EM Many of us Bach fans know that both chorales and cantatas deal with sacred themes, but we’d like to know more, such as, what was the origin of the chorale tradition, and what were cantatas intended to do?
RE Bach, of course, lived almost his entire life in Thuringia and Saxony, now states in Germany, where the Lutheran influence was powerful. Martin Luther himself, at the time of the Reformation, had encouraged and had, in effect, created a great body of chorales that were intended to literally speak the Gospel with the voice of the people. This hymn form, the chorale, was also often a didactic teaching statement. Luther said, “Sing safe into your heart and that way also remember it,” so the chorale became a central means of Lutheran expression.
The chorale led to the production of a huge amount of literature, first of all for organ, as the organ was, and still is, employed in the Lutheran services. Chorale preludes have occupied many pages of the organ literature from very early on, through Bach and indeed until today.
By the time Bach came along, the chorale had morphed and had a very real presence in the cantatas. Franz Tunder and Johann Crüger were some of the first people to write cantatas incorporating chorales and developed this expression into a high art form. Bach grew up knowing the cantata form very well as his uncles wrote them, as did many other composers around him.

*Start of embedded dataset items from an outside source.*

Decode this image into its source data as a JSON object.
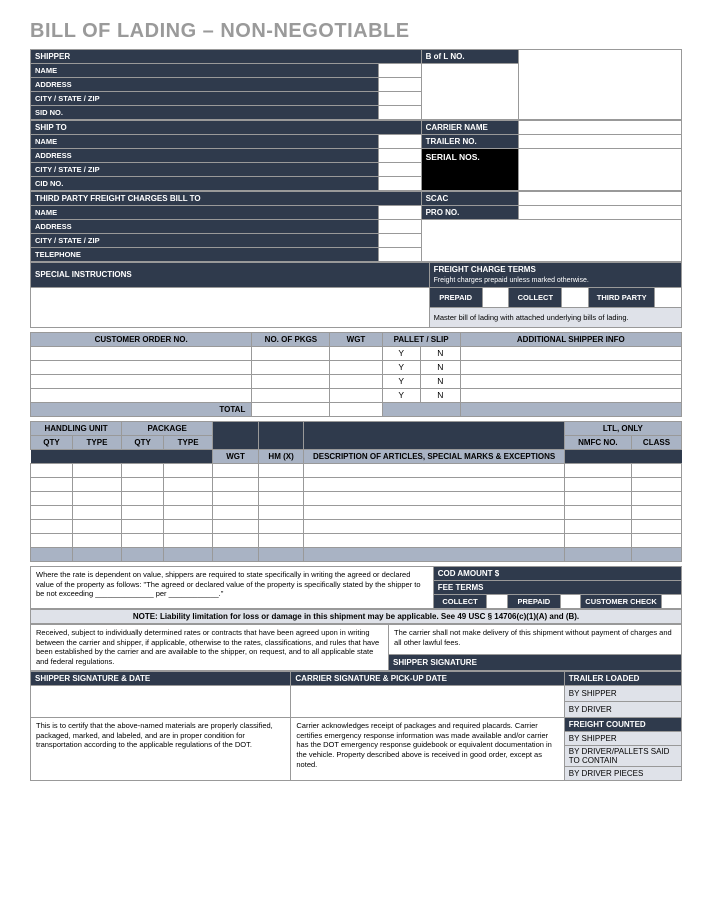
{
  "title": "BILL OF LADING – NON-NEGOTIABLE",
  "shipper": {
    "header": "SHIPPER",
    "name": "NAME",
    "address": "ADDRESS",
    "csz": "CITY / STATE / ZIP",
    "sid": "SID NO."
  },
  "bol_header": "B of L NO.",
  "shipto": {
    "header": "SHIP TO",
    "name": "NAME",
    "address": "ADDRESS",
    "csz": "CITY / STATE / ZIP",
    "cid": "CID NO."
  },
  "carrier": {
    "name": "CARRIER NAME",
    "trailer": "TRAILER NO.",
    "serial": "SERIAL NOS."
  },
  "third": {
    "header": "THIRD PARTY FREIGHT CHARGES BILL TO",
    "name": "NAME",
    "address": "ADDRESS",
    "csz": "CITY / STATE / ZIP",
    "tel": "TELEPHONE"
  },
  "scac": "SCAC",
  "pro": "PRO NO.",
  "special": "SPECIAL INSTRUCTIONS",
  "freight": {
    "header": "FREIGHT CHARGE TERMS",
    "sub": "Freight charges prepaid unless marked otherwise.",
    "prepaid": "PREPAID",
    "collect": "COLLECT",
    "thirdparty": "THIRD PARTY",
    "master": "Master bill of lading with attached underlying bills of lading."
  },
  "orders": {
    "col_order": "CUSTOMER ORDER NO.",
    "col_pkgs": "NO. OF PKGS",
    "col_wgt": "WGT",
    "col_pallet": "PALLET / SLIP",
    "col_add": "ADDITIONAL SHIPPER INFO",
    "y": "Y",
    "n": "N",
    "total": "TOTAL"
  },
  "carrier_info": {
    "handling": "HANDLING UNIT",
    "package": "PACKAGE",
    "ltl": "LTL, ONLY",
    "qty": "QTY",
    "type": "TYPE",
    "wgt": "WGT",
    "hm": "HM (X)",
    "desc": "DESCRIPTION OF ARTICLES, SPECIAL MARKS & EXCEPTIONS",
    "nmfc": "NMFC NO.",
    "class": "CLASS"
  },
  "rate_text": "Where the rate is dependent on value, shippers are required to state specifically in writing the agreed or declared value of the property as follows: \"The agreed or declared value of the property is specifically stated by the shipper to be not exceeding ______________ per ____________.\"",
  "cod": {
    "amount": "COD AMOUNT $",
    "fee": "FEE TERMS",
    "collect": "COLLECT",
    "prepaid": "PREPAID",
    "check": "CUSTOMER CHECK"
  },
  "liability_note": "NOTE: Liability limitation for loss or damage in this shipment may be applicable. See 49 USC § 14706(c)(1)(A) and (B).",
  "received_text": "Received, subject to individually determined rates or contracts that have been agreed upon in writing between the carrier and shipper, if applicable, otherwise to the rates, classifications, and rules that have been established by the carrier and are available to the shipper, on request, and to all applicable state and federal regulations.",
  "carrier_cert_text": "The carrier shall not make delivery of this shipment without payment of charges and all other lawful fees.",
  "shipper_sig": "SHIPPER SIGNATURE",
  "sig_date": "SHIPPER SIGNATURE & DATE",
  "carrier_sig": "CARRIER SIGNATURE & PICK-UP DATE",
  "trailer_loaded": "TRAILER LOADED",
  "freight_counted": "FREIGHT COUNTED",
  "by_shipper": "BY SHIPPER",
  "by_driver": "BY DRIVER",
  "by_driver_pallets": "BY DRIVER/PALLETS SAID TO CONTAIN",
  "by_driver_pieces": "BY DRIVER PIECES",
  "certify_text": "This is to certify that the above-named materials are properly classified, packaged, marked, and labeled, and are in proper condition for transportation according to the applicable regulations of the DOT.",
  "carrier_ack_text": "Carrier acknowledges receipt of packages and required placards. Carrier certifies emergency response information was made available and/or carrier has the DOT emergency response guidebook or equivalent documentation in the vehicle. Property described above is received in good order, except as noted."
}
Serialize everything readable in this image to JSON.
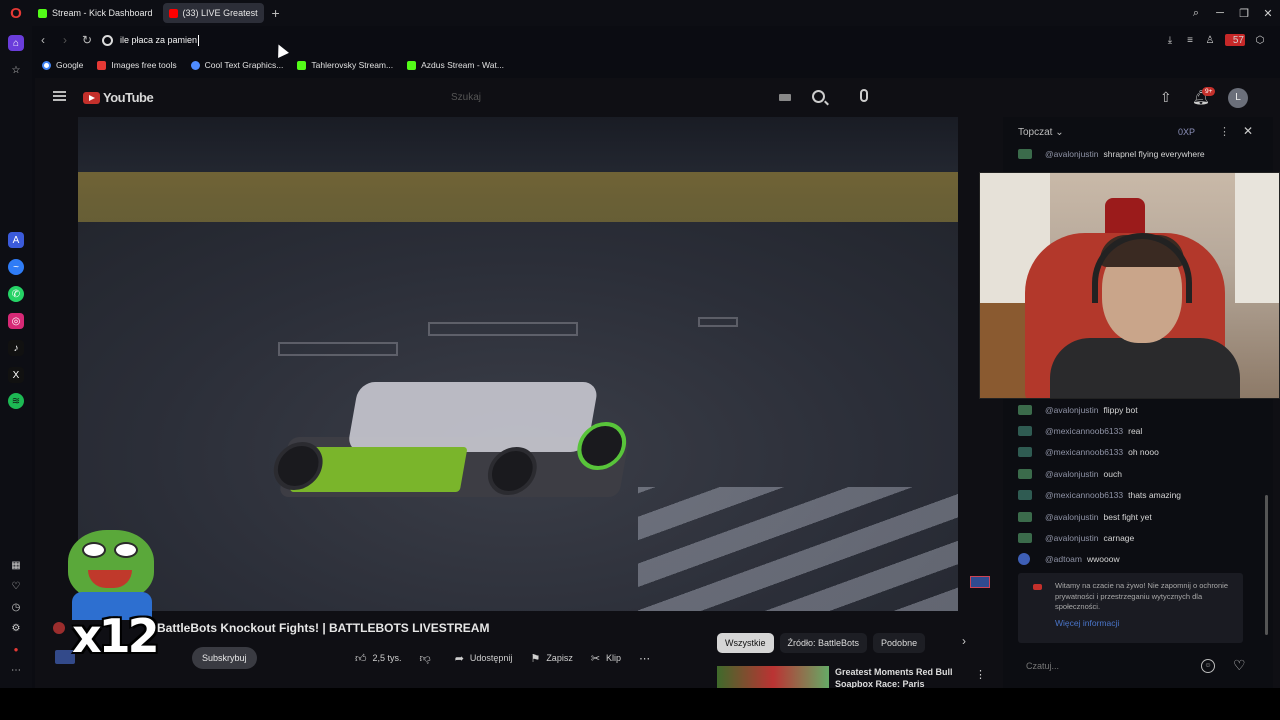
{
  "browser": {
    "tabs": [
      {
        "label": "Stream - Kick Dashboard",
        "icon": "kick-icon"
      },
      {
        "label": "(33)  LIVE Greatest",
        "icon": "youtube-icon"
      }
    ],
    "address": "ile płaca za pamien",
    "bookmarks": [
      {
        "label": "Google",
        "icon": "google-icon"
      },
      {
        "label": "Images free tools",
        "icon": "bookmark-icon"
      },
      {
        "label": "Cool Text Graphics...",
        "icon": "cooltext-icon"
      },
      {
        "label": "Tahlerovsky Stream...",
        "icon": "kick-icon"
      },
      {
        "label": "Azdus Stream - Wat...",
        "icon": "kick-icon"
      }
    ],
    "vpn_badge": "57"
  },
  "youtube": {
    "logo": "YouTube",
    "search_placeholder": "Szukaj",
    "notifications": "9+",
    "avatar_letter": "L",
    "video_title": "BattleBots Knockout Fights! | BATTLEBOTS LIVESTREAM",
    "subscribe": "Subskrybuj",
    "actions": {
      "likes": "2,5 tys.",
      "share": "Udostępnij",
      "save": "Zapisz",
      "clip": "Klip"
    },
    "chips": [
      "Wszystkie",
      "Źródło: BattleBots",
      "Podobne"
    ],
    "recommended_title": "Greatest Moments Red Bull Soapbox Race: Paris"
  },
  "overlay": {
    "emote_count": "x12"
  },
  "chat": {
    "title": "Topczat",
    "xp": "0XP",
    "messages": [
      {
        "user": "@avalonjustin",
        "text": "shrapnel flying everywhere"
      },
      {
        "user": "@avalonjustin",
        "text": "flippy bot"
      },
      {
        "user": "@mexicannoob6133",
        "text": "real"
      },
      {
        "user": "@mexicannoob6133",
        "text": "oh nooo"
      },
      {
        "user": "@avalonjustin",
        "text": "ouch"
      },
      {
        "user": "@mexicannoob6133",
        "text": "thats amazing"
      },
      {
        "user": "@avalonjustin",
        "text": "best fight yet"
      },
      {
        "user": "@avalonjustin",
        "text": "carnage"
      },
      {
        "user": "@adtoam",
        "text": "wwooow"
      }
    ],
    "notice": "Witamy na czacie na żywo! Nie zapomnij o ochronie prywatności i przestrzeganiu wytycznych dla społeczności.",
    "notice_link": "Więcej informacji",
    "input_placeholder": "Czatuj..."
  }
}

Bach may have been most influenced by visiting Buxtehude in Lübeck around the age of eighteen. He walked all the way, spent a few months, probably absorbing all he could, and came back to Arnstadt.
Bach’s cantata output even probably proceeds Arnstadt, but certainly around the time of 1707 or so, Bach had begun putting his pen to the cantata form. A brilliant example of this writing was during his brief period in Mühlhausen. He then wrote only sporadically through his time in Cöthen as the court itself was Reformed, but Bach did write a few cantatas for the Lutheran church there. But when he came to Leipzig, he entered a world in which the Kantor, which was Bach’s office title, was expected to produce a cantata every week, except during the seasons of Advent and Lent. In that capacity Bach succeeded Johann Kuhnau, who had already written a large number of cantatas, but Bach decided to compose his own series of cantatas for Leipzig rather than reuse his predecessor’s works.
About a third of these cantatas that Bach wrote for Leipzig are lost, unfortunately, but the ones that survive are great examples of the high art form which was employed as a normative event in the life of the church.
Just imagine what is must have been like for Bach to piece together a new cantata on a weekly basis. During twenty-five weeks of the year at Holy Trinity in New York, we prepare and perform cantatas in liturgy, and simply to do them is an enormous amount of work. I can’t imagine putting on top of that the writing of them.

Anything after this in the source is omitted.